London: Britain's top police chief said on Thursday he remained determined to catch the killer of policewoman Yvonne Fletcher, exactly 30 years on since she was shot dead from inside the Libyan embassy.
Metropolitan Police Commissioner Bernard Hogan-Howe joined Fletcher's family, colleagues and friends in laying floral tributes at the spot in London's St James's Square where she fell on April 17, 1984. She was 25.
More than 50 people held a two-minute silence at a service held by the memorial stone unveiled by then prime minister Margaret Thatcher in 1985.
"Yvonne Fletcher's parents lost their daughter," said Hogan-Howe.
"Her sister lost a sister. We lost a colleague, and we're determined to make sure we catch the person responsible."
Fletcher was shot dead outside the Libyan embassy while policing a small, peaceful student demonstration. Several protesters were wounded.
The shots were believed to have been fired from inside the building, sparking an 11-day stand-off with police.
But the killer was presumed to have left Britain among the 30 staff who were then deported under diplomatic immunity.

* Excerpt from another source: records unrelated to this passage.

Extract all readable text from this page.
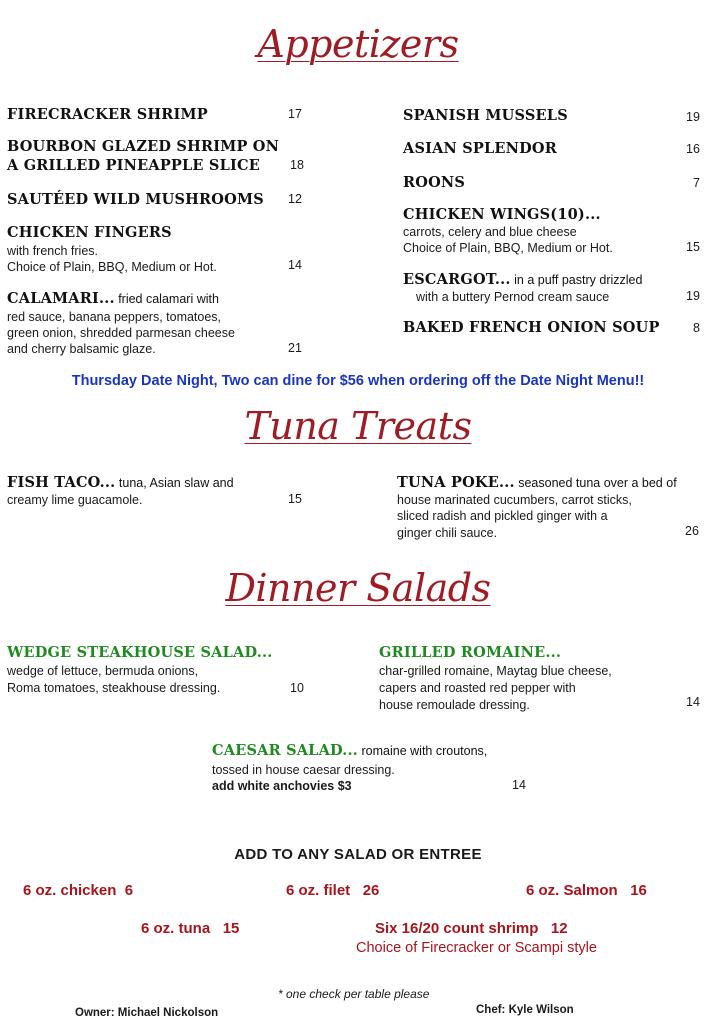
Appetizers
FIRECRACKER SHRIMP	17
BOURBON GLAZED SHRIMP ON
A GRILLED PINEAPPLE SLICE 18
SAUTÉED WILD MUSHROOMS 12
CHICKEN FINGERS
with french fries.
Choice of Plain, BBQ, Medium or Hot.	14
CALAMARI... fried calamari with
red sauce, banana peppers, tomatoes,
green onion, shredded parmesan cheese
and cherry balsamic glaze.	21
SPANISH MUSSELS	19
ASIAN SPLENDOR	16
ROONS	7
CHICKEN WINGS(10)...
carrots, celery and blue cheese
Choice of Plain, BBQ, Medium or Hot.	15
ESCARGOT... in a puff pastry drizzled
with a buttery Pernod cream sauce	19
BAKED FRENCH ONION SOUP	8
Thursday Date Night, Two can dine for $56 when ordering off the Date Night Menu!!
Tuna Treats
FISH TACO... tuna, Asian slaw and
creamy lime guacamole.	15
TUNA POKE... seasoned tuna over a bed of
house marinated cucumbers, carrot sticks,
sliced radish and pickled ginger with a
ginger chili sauce.	26
Dinner Salads
WEDGE STEAKHOUSE SALAD...
wedge of lettuce, bermuda onions,
Roma tomatoes, steakhouse dressing.	10
GRILLED ROMAINE...
char-grilled romaine, Maytag blue cheese,
capers and roasted red pepper with
house remoulade dressing.	14
CAESAR SALAD... romaine with croutons,
tossed in house caesar dressing.
add white anchovies $3	14
ADD TO ANY SALAD OR ENTREE
6 oz. chicken 6	6 oz. filet 26	6 oz. Salmon 16
6 oz. tuna 15	Six 16/20 count shrimp 12
Choice of Firecracker or Scampi style
* one check per table please
Owner: Michael Nickolson	Chef: Kyle Wilson
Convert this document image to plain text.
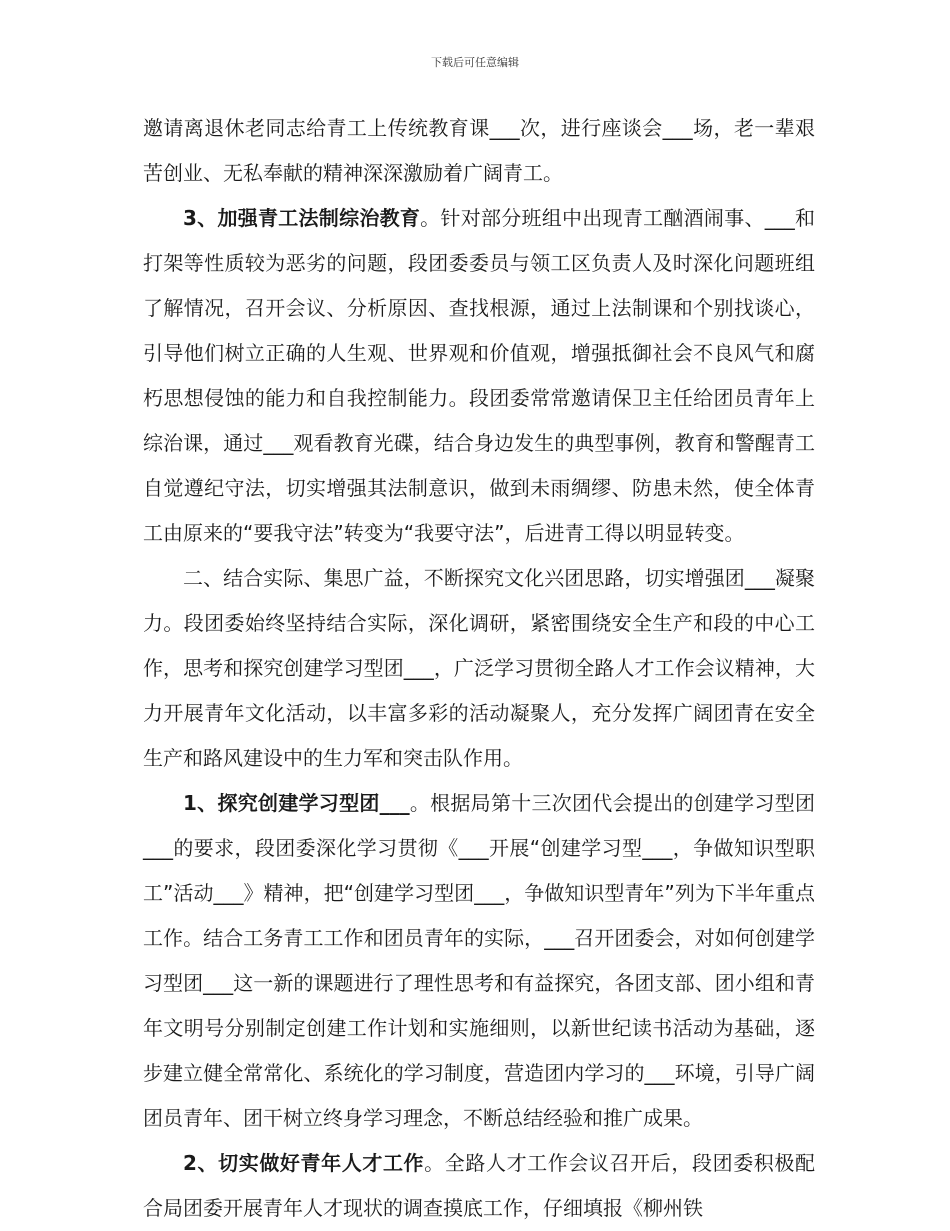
下载后可任意编辑

邀请离退休老同志给青工上传统教育课___次，进行座谈会___场，老一辈艰苦创业、无私奉献的精神深深激励着广阔青工。

3、加强青工法制综治教育。针对部分班组中出现青工酗酒闹事、___和打架等性质较为恶劣的问题，段团委委员与领工区负责人及时深化问题班组了解情况，召开会议、分析原因、查找根源，通过上法制课和个别找谈心，引导他们树立正确的人生观、世界观和价值观，增强抵御社会不良风气和腐朽思想侵蚀的能力和自我控制能力。段团委常常邀请保卫主任给团员青年上综治课，通过___观看教育光碟，结合身边发生的典型事例，教育和警醒青工自觉遵纪守法，切实增强其法制意识，做到未雨绸缪、防患未然，使全体青工由原来的“要我守法”转变为“我要守法”，后进青工得以明显转变。

二、结合实际、集思广益，不断探究文化兴团思路，切实增强团___凝聚力。段团委始终坚持结合实际，深化调研，紧密围绕安全生产和段的中心工作，思考和探究创建学习型团___，广泛学习贯彻全路人才工作会议精神，大力开展青年文化活动，以丰富多彩的活动凝聚人，充分发挥广阔团青在安全生产和路风建设中的生力军和突击队作用。

1、探究创建学习型团___。根据局第十三次团代会提出的创建学习型团___的要求，段团委深化学习贯彻《___开展“创建学习型___，争做知识型职工”活动___》精神，把“创建学习型团___，争做知识型青年”列为下半年重点工作。结合工务青工工作和团员青年的实际，___召开团委会，对如何创建学习型团___这一新的课题进行了理性思考和有益探究，各团支部、团小组和青年文明号分别制定创建工作计划和实施细则，以新世纪读书活动为基础，逐步建立健全常常化、系统化的学习制度，营造团内学习的___环境，引导广阔团员青年、团干树立终身学习理念，不断总结经验和推广成果。

2、切实做好青年人才工作。全路人才工作会议召开后，段团委积极配合局团委开展青年人才现状的调查摸底工作，仔细填报《柳州铁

The killing led to Britain severing diplomatic relations with Libya until 1999 and has long been an obstacle in ties between London and Tripoli, along with the 1988 bombing of a passenger jet over the Scottish town of Lockerbie.
In 1999, Libya accepted "general responsibility" for Fletcher's death.
The British government believes the overthrow of Libyan leader Muammer Gadhafi's regime in 2011 has given investigators a much better chance of bringing a suspect to justice.
Britain was one of the leading participants in the Nato-backed military campaign that helped topple Gadhafi.
In 2012, Libya's then prime minister Abdel Rahim Al Kib laid a wreath at the memorial.
Within weeks, Scotland Yard sent a team of detectives to Libya to continue their investigations into the killing.
Hogan-Howe said the probe has "never stopped", adding: "We're determined to make progress, and I'm confident we're making good progress."
The policewoman's family said in a statement: "It is difficult to move forward when the past remains unresolved.
"The truth about what happened 30 years ago is just as important to us today as it was then and we call upon the current Libyan government to enable the police to complete its investigation.
"It is time this case was closed."
Fletcher's friend and colleague John Murray recalled being in the ambulance with her and telling her he would find out what happened.
"I will get justice for Yvonne Fletcher," he said.
"Bearing in mind that those were the last words she heard before she died, that's a promise I made to her and a promise I'll keep."